Microsoft Cloud revenue boosts total sales in its fiscal first quarter

Microsoft reported revenue of $37.2 billion (+12 percent) and net income of $13.9 billion (+30 percent) in its fiscal first quarter.
microsoft-cloud-for-enterprisesRevenue in Intelligent Cloud reached $13 billion and increased 20 percent. Azure Cloud business surged 48 percent.

Microsoft said 93 percent of commercial cloud products were sold as subscriptions, compared with 94 percent the quarter before. Microsoft’s commercial cloud gross margins – a measure of the profitability of its sales to large businesses – was 71 percent, compared with 66 percent a year earlier.

The revenue in Productivity and Business Processes increased 11 percent to $12.3 billion.

“The next decade of economic performance for every business will be defined by the speed of their digital transformation,” Microsoft CEO Satya Nadella said.

The Microsoft Office Commercial products and cloud services revenue increased 9 percent, driven by Office 365 Commercial revenue growth of 21 percent.

The Office Consumer products and cloud services revenue increased 13 percent and Microsoft 365 Consumer subscribers increased to 45.3 million.

“Demand for our cloud offerings drove a strong start to the fiscal year with our commercial cloud revenue generating $15.2 billion, up 31 percent,” Microsoft CFO Amy Hood said.

LinkedIn revenue increased 16 percent. Microsoft Dynamics products and cloud services revenue increased 19 percent.

The revenue in the More Personal Computing segment increased 6 percent to $11.8 billion.

Xbox content and services revenue increased 30 percent.

Surface laptop revenue increased 37 percent.

Search advertising revenue excluding traffic acquisition costs decreased 10 percent.

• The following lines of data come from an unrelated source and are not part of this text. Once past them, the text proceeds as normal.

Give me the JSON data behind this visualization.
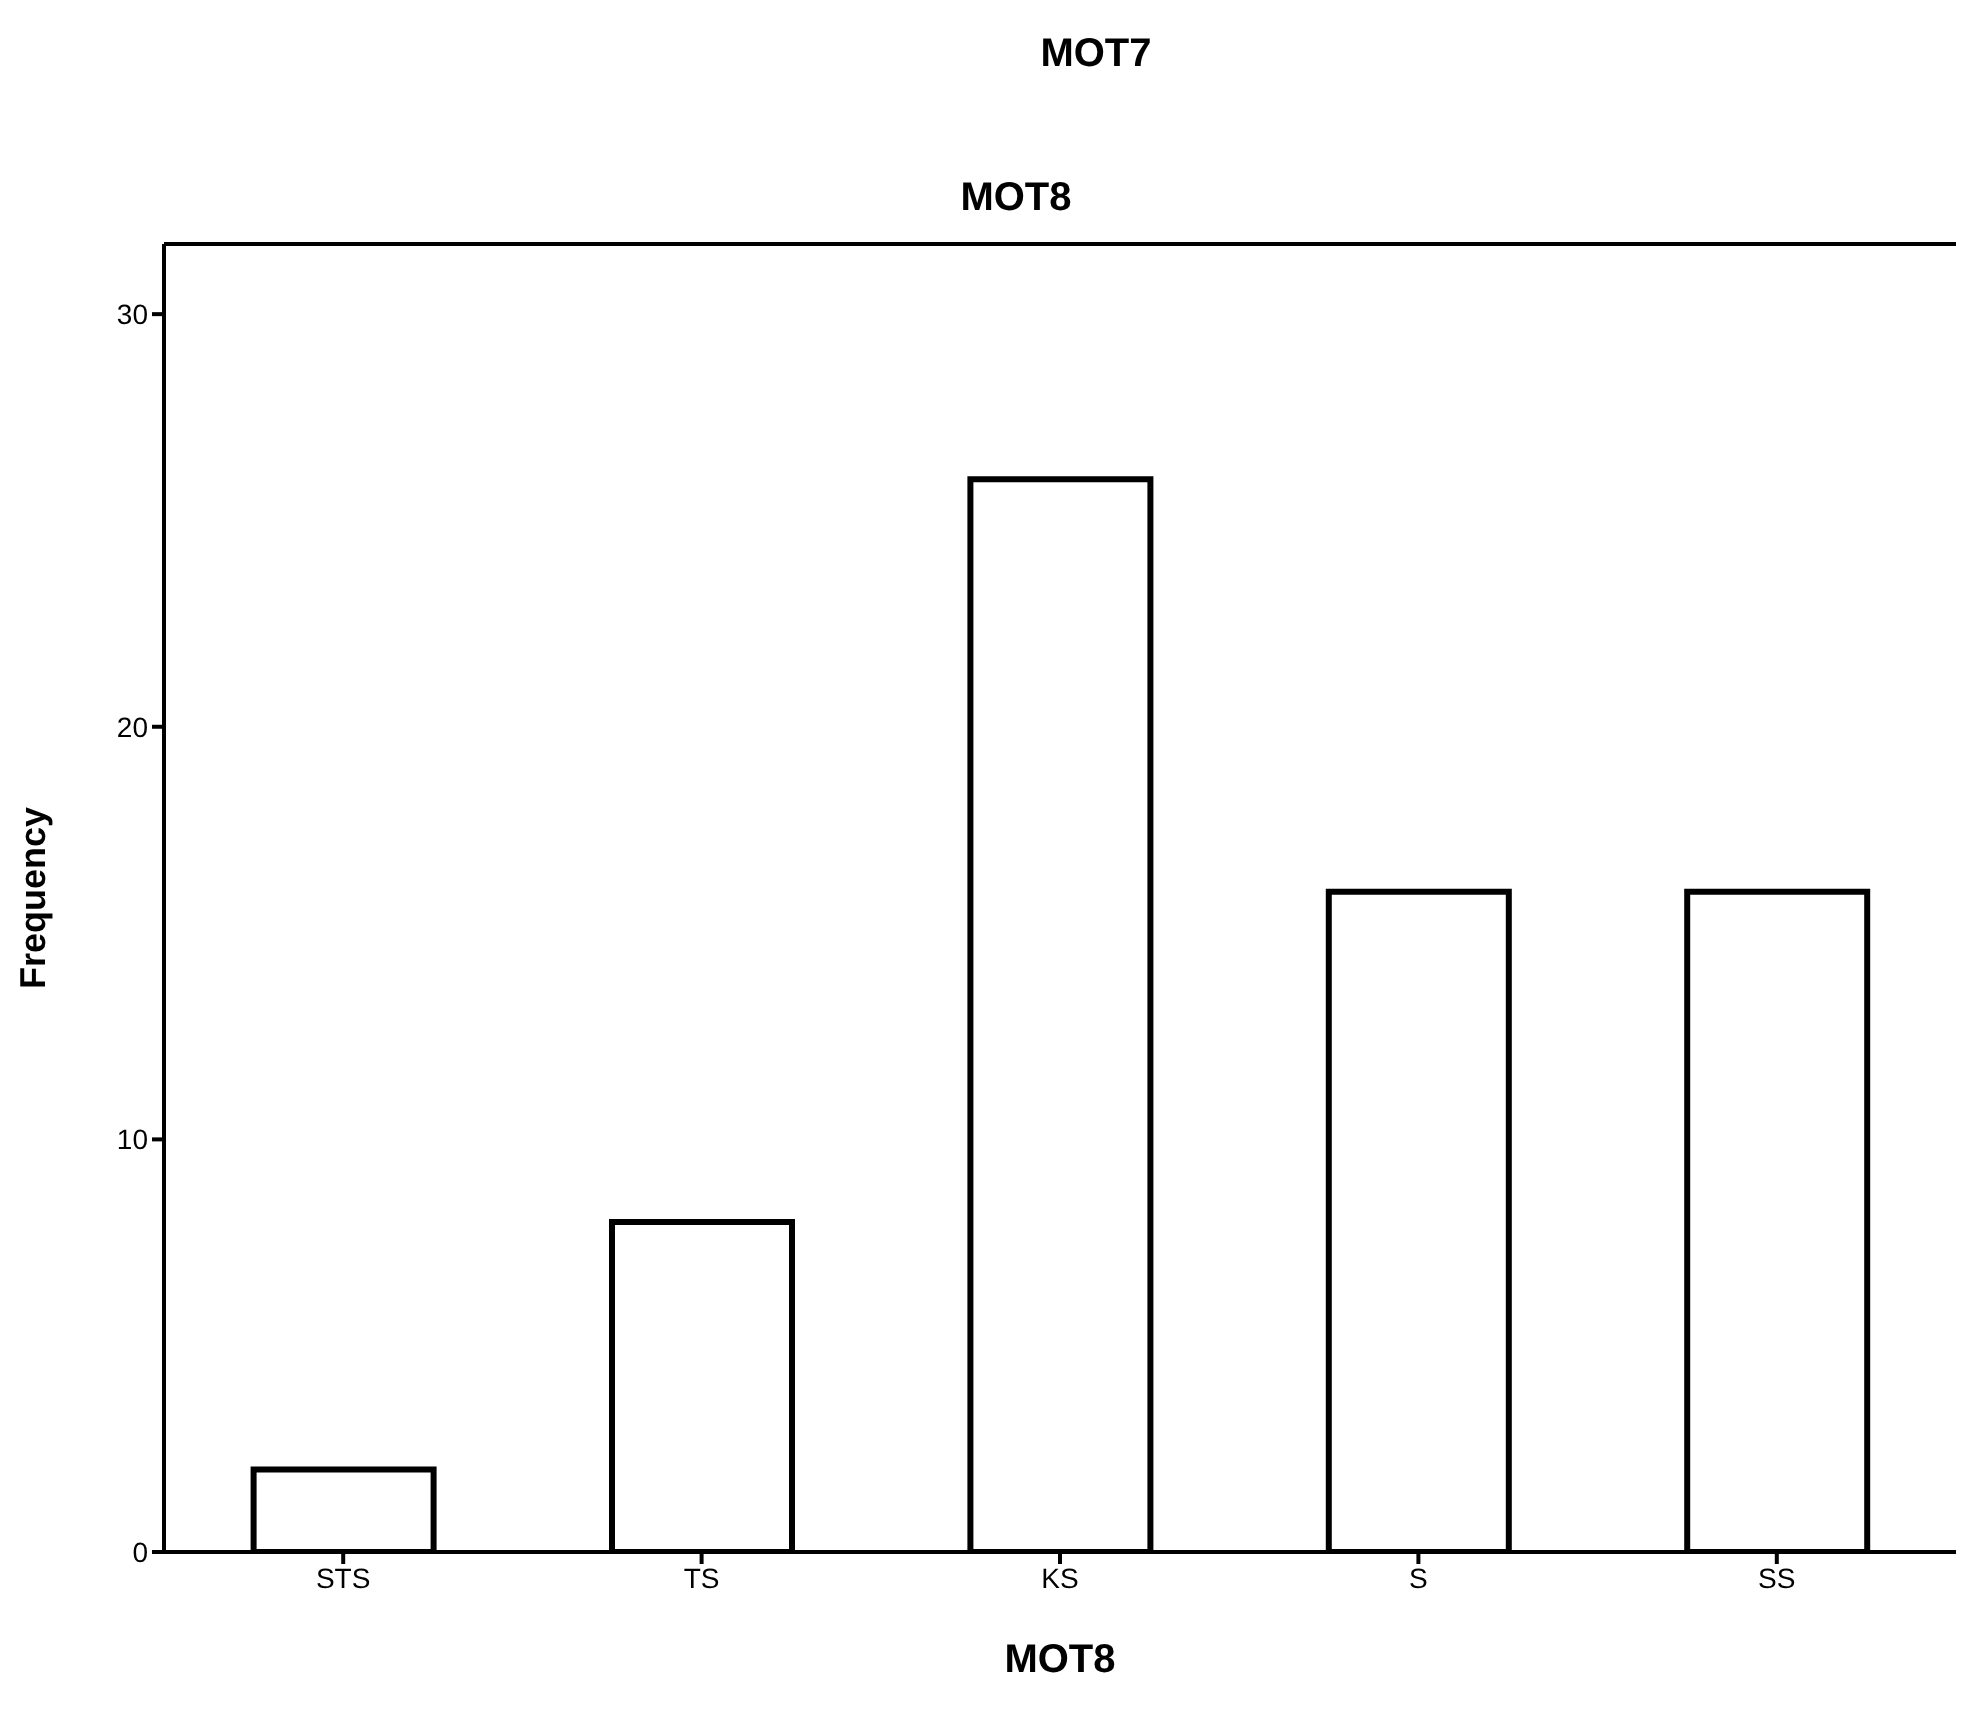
{
  "chart_data": {
    "type": "bar",
    "title": "MOT8",
    "xlabel": "MOT8",
    "ylabel": "Frequency",
    "annotations": [
      "MOT7"
    ],
    "categories": [
      "STS",
      "TS",
      "KS",
      "S",
      "SS"
    ],
    "values": [
      2,
      8,
      26,
      16,
      16
    ],
    "color": "#ffffff",
    "ylim": [
      0,
      31.7
    ],
    "yticks": [
      0,
      10,
      20,
      30
    ]
  }
}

COVID-19 has speeded up a move toward cloud-based computing, helping companies such as Microsoft, Amazon.com cloud unit and Alphabet’s Google Cloud. For Microsoft, it has also boosted demand for its Windows operating systems for laptops and its Xbox gaming services as families work, learn and play from home, leading to profit that was about 30 percent above expectations.

Daily users of its Teams messaging and collaboration software have risen to 115 million from 75 million in April.

“Microsoft’s strong earnings beat shows its market share in cloud computing is expanding while its legacy software products such as Windows and Office are in great demand during the pandemic,” said Haris Anwar, senior analyst at Investing.com.